The differencing requirements will vary widely from application to application, for various contexts, and different data types (minimally). There are probably more than a couple GSoC bite-sized projects that could come to fruition related to this discussion. Implementing a 3D diff capability was a project idea we tossed around last year, but I abandoned in favor of keeping the ideas more tractable. This is the kind of research project that would require a lot of background knowledge and work to be an effective GSoC project (imho, of course).
[edit] ArgoUML
I'd like ArgoUML to be able to show me the differences between two UML diagrams,
and help me merge them --- I don't expect a general or unified solution.
[edit] Git
(From Git GSoC 2009 proposal)
[edit] Domain specific merge helpers
Git adds conflict markers to text files when there where conflicts while merging. This is pretty useful if your text file is line based source code. But it can be pretty difficult to use, say, with LaTeX files (where the lines typically reflect whole paragraphs, and a single typo fix results in the same conflict size as if the whole paragraph were rewritten) or XML/SVG/build.xml files (which are not commonly edited with text editors, but other programs that expect valid XML as input -- which might not be true when the conflict markers are added).
To be useful with other file types than plain text or (line based) source code, domain specific merge helpers are needed which present the merge conflict in a reasonable form, helping the user to resolve the conflicts.
Goal: to implement a merge helper for at least one additional file type (depending on the file type, one domain specific merge helper might not fill a whole GSoC project)

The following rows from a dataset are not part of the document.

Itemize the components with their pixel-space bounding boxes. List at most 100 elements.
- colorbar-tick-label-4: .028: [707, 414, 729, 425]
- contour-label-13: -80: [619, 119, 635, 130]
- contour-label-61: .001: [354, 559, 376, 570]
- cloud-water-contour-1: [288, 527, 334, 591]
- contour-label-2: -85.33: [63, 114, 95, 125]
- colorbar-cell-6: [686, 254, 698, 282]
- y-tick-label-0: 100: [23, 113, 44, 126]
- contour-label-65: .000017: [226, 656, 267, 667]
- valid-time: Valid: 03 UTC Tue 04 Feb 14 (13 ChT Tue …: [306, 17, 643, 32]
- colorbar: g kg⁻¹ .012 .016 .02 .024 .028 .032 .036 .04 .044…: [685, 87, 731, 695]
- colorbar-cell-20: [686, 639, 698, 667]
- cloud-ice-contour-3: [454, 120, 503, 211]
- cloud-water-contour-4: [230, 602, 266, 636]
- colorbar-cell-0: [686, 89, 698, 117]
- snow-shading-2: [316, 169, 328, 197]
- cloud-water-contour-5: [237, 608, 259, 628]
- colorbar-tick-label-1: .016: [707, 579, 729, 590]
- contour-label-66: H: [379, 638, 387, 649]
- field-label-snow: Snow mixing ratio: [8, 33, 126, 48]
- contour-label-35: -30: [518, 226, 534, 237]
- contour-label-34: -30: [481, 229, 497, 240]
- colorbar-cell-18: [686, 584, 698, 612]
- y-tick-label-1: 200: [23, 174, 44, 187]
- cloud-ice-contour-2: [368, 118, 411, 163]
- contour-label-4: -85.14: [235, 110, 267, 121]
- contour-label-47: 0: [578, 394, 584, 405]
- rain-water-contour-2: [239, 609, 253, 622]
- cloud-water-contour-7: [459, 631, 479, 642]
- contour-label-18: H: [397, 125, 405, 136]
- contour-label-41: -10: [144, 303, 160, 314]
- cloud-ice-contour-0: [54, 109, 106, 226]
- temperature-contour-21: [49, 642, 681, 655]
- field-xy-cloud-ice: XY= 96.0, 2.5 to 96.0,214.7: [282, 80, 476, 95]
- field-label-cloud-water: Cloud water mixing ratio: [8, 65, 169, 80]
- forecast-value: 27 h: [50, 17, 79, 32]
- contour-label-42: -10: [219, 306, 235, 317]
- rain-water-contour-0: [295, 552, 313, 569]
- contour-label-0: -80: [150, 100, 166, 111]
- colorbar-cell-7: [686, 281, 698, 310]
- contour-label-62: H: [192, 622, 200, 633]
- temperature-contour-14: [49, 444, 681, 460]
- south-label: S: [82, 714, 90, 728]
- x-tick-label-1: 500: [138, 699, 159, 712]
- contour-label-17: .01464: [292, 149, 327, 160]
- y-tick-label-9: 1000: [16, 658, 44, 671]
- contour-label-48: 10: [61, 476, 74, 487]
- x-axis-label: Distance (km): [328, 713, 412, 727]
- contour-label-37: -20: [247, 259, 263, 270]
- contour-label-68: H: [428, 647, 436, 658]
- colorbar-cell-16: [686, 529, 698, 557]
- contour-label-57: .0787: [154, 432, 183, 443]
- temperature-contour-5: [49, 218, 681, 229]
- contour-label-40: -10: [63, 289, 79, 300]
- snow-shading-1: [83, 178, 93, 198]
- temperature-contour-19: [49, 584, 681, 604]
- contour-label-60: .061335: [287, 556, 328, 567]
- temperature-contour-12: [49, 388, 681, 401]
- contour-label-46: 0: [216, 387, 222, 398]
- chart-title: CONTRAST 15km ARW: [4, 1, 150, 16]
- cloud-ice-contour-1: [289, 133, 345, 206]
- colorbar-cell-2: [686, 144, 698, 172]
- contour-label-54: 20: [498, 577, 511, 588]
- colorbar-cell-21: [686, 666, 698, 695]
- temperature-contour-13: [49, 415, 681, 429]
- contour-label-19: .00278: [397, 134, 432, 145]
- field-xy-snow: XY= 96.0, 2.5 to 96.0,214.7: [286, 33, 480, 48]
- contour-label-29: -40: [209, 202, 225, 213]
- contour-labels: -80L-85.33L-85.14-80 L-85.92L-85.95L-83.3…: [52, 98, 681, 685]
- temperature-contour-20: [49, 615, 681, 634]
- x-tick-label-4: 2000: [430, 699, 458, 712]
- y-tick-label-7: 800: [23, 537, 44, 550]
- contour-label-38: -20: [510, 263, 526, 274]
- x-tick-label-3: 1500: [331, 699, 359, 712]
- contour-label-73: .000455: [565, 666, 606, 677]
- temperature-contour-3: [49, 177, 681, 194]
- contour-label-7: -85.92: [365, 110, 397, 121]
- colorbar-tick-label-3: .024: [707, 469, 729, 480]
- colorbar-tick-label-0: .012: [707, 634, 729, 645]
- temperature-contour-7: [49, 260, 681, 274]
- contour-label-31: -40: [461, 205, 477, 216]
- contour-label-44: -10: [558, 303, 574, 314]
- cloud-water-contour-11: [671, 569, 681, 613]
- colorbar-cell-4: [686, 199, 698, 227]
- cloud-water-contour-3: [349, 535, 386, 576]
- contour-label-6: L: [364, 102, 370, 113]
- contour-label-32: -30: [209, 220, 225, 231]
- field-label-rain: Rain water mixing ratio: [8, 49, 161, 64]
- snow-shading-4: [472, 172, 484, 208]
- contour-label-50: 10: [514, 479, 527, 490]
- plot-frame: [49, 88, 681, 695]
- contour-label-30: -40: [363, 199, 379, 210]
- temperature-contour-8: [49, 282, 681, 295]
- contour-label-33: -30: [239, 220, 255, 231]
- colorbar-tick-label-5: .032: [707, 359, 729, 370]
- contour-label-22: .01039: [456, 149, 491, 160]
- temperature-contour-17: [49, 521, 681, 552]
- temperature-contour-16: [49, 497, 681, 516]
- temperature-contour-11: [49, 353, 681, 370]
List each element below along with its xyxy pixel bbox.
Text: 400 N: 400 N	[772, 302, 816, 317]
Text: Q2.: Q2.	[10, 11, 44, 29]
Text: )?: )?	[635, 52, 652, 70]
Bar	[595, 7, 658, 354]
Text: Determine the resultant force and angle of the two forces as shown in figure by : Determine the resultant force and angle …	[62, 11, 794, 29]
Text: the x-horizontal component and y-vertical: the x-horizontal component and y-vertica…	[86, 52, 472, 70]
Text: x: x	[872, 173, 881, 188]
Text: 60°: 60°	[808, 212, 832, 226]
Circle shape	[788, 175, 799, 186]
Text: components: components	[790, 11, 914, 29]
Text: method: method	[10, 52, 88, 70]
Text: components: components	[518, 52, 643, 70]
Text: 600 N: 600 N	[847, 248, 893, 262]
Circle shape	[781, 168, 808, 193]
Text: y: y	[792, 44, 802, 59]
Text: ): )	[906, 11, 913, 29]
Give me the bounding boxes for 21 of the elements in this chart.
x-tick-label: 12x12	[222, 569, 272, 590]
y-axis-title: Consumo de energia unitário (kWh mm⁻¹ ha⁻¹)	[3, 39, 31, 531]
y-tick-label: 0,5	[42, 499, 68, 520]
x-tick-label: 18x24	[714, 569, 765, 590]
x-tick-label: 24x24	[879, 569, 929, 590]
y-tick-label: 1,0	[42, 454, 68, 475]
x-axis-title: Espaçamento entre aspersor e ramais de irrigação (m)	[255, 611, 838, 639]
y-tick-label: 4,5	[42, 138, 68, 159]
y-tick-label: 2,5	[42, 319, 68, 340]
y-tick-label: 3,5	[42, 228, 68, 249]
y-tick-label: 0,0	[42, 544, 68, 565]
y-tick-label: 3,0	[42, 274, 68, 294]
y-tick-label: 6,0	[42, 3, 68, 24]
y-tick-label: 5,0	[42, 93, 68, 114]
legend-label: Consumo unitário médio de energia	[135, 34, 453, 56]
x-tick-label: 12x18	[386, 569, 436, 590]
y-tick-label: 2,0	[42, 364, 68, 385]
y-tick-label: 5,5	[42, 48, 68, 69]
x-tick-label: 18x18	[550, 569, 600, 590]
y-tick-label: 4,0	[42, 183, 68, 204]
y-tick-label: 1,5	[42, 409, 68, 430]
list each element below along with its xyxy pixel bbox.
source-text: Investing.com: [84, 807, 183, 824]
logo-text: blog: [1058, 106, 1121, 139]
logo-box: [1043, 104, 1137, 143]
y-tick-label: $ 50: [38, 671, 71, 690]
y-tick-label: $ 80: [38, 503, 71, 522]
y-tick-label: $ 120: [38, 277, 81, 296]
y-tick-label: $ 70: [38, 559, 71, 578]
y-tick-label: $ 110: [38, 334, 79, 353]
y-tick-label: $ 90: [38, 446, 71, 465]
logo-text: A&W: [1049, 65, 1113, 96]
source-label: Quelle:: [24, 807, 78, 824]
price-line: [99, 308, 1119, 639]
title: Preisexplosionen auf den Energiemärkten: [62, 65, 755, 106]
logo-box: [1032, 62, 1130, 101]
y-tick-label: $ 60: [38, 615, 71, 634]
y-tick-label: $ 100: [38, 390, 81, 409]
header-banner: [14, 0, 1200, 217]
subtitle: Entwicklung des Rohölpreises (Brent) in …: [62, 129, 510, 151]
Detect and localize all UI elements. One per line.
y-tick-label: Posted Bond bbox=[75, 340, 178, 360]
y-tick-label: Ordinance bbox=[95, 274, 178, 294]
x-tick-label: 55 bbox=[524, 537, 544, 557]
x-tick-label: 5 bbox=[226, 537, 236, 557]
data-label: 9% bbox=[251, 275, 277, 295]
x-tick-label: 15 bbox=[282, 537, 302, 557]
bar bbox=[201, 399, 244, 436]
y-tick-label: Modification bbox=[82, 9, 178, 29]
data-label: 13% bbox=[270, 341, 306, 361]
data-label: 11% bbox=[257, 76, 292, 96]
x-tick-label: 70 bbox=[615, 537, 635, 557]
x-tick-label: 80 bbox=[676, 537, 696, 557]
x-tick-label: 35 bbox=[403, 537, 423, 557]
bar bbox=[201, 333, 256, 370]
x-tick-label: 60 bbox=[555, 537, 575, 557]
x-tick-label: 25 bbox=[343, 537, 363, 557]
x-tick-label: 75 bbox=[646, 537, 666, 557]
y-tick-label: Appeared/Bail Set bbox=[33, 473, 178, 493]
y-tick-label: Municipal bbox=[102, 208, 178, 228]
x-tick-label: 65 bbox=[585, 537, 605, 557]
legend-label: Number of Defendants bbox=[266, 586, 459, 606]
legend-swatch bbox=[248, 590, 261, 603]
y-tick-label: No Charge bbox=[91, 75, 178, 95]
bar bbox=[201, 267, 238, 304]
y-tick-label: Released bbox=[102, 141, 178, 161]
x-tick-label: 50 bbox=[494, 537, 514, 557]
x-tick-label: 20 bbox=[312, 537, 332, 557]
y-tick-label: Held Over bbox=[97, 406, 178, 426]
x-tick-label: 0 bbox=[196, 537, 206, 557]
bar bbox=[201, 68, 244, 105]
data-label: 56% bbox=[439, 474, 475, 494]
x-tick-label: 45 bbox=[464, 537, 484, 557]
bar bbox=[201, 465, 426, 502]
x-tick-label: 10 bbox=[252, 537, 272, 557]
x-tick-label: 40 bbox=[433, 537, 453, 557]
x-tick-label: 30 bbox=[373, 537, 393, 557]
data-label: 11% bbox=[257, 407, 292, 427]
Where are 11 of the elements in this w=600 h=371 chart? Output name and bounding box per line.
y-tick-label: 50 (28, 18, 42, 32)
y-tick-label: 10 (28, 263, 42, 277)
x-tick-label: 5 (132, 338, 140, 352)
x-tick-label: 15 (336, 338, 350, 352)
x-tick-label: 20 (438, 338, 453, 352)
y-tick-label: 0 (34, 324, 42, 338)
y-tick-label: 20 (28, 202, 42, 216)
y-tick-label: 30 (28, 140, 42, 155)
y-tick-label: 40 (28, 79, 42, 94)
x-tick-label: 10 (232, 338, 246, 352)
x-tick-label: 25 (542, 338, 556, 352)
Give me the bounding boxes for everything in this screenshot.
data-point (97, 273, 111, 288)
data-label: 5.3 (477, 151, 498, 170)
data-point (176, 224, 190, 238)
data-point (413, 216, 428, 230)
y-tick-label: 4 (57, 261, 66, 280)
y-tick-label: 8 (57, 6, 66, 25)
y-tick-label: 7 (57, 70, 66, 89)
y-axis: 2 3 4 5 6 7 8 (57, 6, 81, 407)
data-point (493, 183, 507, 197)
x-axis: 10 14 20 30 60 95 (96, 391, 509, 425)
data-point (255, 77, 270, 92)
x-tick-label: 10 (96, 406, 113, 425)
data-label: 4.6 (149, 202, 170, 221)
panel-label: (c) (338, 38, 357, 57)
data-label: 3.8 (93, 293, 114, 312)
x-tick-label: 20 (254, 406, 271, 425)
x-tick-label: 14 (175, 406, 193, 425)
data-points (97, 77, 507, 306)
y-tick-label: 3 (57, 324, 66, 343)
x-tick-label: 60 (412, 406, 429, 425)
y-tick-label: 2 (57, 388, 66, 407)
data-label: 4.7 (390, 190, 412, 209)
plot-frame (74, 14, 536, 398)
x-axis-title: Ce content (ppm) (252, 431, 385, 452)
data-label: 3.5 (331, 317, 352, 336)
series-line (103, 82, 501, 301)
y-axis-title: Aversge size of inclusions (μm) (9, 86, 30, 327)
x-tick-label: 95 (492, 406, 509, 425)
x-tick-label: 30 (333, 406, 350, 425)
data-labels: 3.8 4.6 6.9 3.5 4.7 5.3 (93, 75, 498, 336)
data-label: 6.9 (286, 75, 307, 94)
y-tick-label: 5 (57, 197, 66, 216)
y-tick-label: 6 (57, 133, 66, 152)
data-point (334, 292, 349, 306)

Language: Open for proposal.
Suggested mentors:
- Johannes Schindelin
[edit] OpenOffice
Diffing and merging OpenOffice documents is in fact quite painful.
(I've managed to do the diffing with the help of some scripts, but not the merging.) A number of problems contribute towards making it painful. First, a .odt file is a bunch of XML files zipped together. They could be diffed individually, but if you check them into git together, git sees them as a single binary file. Being able to work with zip files transparently would be a great feature for git. And probably entirely doable as a GSOC project. However, diffing content.xml from two versions of an .odt files is also not very helpful because of how whitespace is placed and because of the way styles and IDs are regenerated every time. (Changing one letter in the document often leads to many many changes in content.xml, styles.xml, etc.) Making the XML files that comprise a .odt archive diffable again seems quite doable as a GSOC project. Third, git interface may be too difficult for most OpenOffice users. Another GSOC project could perhaps help with a git extension for OpenOffice. Each of those projects could be useful by itself, even if the other ones do not get done. However, solving any of those problems will hopefully help provide motivation for solving the others.